Suppose that a meter stick is balanced at its center. A 0.27-kg is positioned at 18 cm from the left end of the meter stick. Where should a 0.28 kg mass be placed to balance the 0.27 kg mass? Express your answer in terms of the position (in cm) of the 0.28-kg mass as measured from the left end of the meter stick.
Compute the total torque about the center due to the two forces. Mass m1 is 50-18 = 32 cm from the center. If x is the distance of mass m2 from the left end, then it is x-50 to the right of the center pivot. Set the total torque equal to zero and solve for x.

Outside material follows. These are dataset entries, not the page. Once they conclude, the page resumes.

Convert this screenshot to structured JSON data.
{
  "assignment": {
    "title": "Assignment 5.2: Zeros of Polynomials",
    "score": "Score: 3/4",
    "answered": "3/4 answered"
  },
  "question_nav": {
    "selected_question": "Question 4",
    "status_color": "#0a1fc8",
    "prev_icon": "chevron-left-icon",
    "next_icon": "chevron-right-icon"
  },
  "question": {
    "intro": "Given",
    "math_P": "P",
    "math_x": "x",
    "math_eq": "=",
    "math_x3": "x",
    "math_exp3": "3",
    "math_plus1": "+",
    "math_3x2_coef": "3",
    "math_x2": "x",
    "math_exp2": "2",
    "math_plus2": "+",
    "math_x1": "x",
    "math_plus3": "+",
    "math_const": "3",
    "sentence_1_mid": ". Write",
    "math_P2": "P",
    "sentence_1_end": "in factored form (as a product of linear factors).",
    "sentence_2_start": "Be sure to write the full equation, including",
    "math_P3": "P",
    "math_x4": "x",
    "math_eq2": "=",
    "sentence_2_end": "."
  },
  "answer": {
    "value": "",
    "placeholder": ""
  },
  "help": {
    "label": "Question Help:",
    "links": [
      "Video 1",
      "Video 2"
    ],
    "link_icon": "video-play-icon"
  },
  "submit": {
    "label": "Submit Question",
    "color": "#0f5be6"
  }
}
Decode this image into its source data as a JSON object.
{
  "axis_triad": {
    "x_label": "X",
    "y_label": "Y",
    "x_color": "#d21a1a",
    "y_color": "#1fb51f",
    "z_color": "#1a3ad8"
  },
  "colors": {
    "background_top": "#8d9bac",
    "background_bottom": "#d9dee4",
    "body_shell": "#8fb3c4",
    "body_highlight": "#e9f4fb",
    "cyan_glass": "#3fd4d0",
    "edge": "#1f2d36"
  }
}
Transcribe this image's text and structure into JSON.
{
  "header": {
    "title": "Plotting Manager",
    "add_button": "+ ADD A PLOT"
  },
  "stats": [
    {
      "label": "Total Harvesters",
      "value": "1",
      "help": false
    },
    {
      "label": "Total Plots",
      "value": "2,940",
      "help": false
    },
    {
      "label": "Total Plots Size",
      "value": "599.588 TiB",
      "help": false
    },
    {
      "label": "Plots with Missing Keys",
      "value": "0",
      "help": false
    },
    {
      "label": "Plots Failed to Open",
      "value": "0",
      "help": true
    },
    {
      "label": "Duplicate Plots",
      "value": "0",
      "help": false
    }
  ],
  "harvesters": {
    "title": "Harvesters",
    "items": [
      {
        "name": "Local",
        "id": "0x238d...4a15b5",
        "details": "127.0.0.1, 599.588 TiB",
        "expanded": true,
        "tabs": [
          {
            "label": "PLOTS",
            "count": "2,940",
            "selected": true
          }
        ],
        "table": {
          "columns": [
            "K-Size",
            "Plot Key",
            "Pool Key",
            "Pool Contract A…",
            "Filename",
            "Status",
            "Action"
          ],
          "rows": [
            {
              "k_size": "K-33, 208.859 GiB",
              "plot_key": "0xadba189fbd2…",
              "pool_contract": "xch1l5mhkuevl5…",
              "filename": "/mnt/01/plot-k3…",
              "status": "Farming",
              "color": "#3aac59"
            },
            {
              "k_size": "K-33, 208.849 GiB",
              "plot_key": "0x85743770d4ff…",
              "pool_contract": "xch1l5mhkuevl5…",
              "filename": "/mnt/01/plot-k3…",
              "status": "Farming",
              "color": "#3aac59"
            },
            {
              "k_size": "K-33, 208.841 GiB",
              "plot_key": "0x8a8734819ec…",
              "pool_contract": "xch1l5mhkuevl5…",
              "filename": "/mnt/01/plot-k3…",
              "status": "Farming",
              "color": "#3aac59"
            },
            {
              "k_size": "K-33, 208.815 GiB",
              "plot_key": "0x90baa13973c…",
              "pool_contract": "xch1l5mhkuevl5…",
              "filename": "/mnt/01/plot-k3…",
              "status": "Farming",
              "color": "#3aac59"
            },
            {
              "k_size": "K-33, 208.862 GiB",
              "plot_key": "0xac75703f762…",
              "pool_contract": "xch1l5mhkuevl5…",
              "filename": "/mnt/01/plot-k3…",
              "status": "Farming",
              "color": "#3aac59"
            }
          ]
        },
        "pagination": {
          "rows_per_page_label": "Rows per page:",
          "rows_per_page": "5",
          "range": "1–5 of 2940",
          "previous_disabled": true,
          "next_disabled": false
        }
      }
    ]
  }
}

-0.27g*(50-18) + 0.28g(x-50) = 0
You can factor out the g.
0.27*32 = 0.28*(x-50)
Now, we will solve for x:
0.27*32 = 0.28*(x-50)
8.64 = 0.28x - 14
8.64 + 14 = 0.28x
22.64 = 0.28x
Divide both sides by 0.28:
x ≈ 80.86 cm
So the 0.28 kg mass should be placed approximately 80.86 cm from the left end of the meter stick to balance the 0.27 kg mass.
To solve for x, let's first simplify the equation:
0.27 * 32 = 0.28 * (x - 50)
Now, let's perform the calculations:
8.64 = 0.28x - 14
Next, let's isolate the variable x by bringing the constant term to the right side:
0.28x = 8.64 + 14
0.28x = 22.64
Finally, divide both sides of the equation by 0.28 to solve for x:
x = 22.64 / 0.28
x ≈ 80.86 cm
Therefore, the 0.28 kg mass should be placed approximately 80.86 cm from the left end of the meter stick in order to balance the 0.27 kg mass.
To solve the problem, you need to compute the total torque about the center due to the two masses.
First, calculate the torque due to the 0.27 kg mass. The mass is positioned 18 cm from the left end of the meter stick. Since the center is the pivot point, the distance from the center to this mass is 50 cm - 18 cm = 32 cm.
The torque due to the 0.27 kg mass is given by:
Torque1 = 0.27 kg * g * (50 cm - 18 cm)
Next, consider the 0.28 kg mass that needs to be placed to balance the system. Let x be the distance of this mass from the left end of the meter stick. It is x cm to the right of the center pivot.
The torque due to the 0.28 kg mass is given by:
Torque2 = 0.28 kg * g * (x cm - 50 cm)
The total torque about the center is the sum of Torque1 and Torque2. Since the system is balanced, the total torque should be zero.
Setting the total torque equal to zero, we have:
0.27 kg * g * (50 cm - 18 cm) + 0.28 kg * g * (x cm - 50 cm) = 0
You can now solve this equation for x.
You can factor out g from both terms on the left-hand side of the equation:
0.27 * 32 cm = 0.28 * (x cm - 50 cm)
Simplifying the equation, we get:
8.64 cm = 0.28 * (x cm - 50 cm)
Now, solve for x by dividing both sides of the equation by 0.28:
8.64 cm / 0.28 = x cm - 50 cm
Finally, add 50 cm to both sides of the equation to isolate x:
x cm = 8.64 cm / 0.28 + 50 cm
Evaluate the expression on the right-hand side to find the position of the 0.28 kg mass as measured from the left end of the meter stick.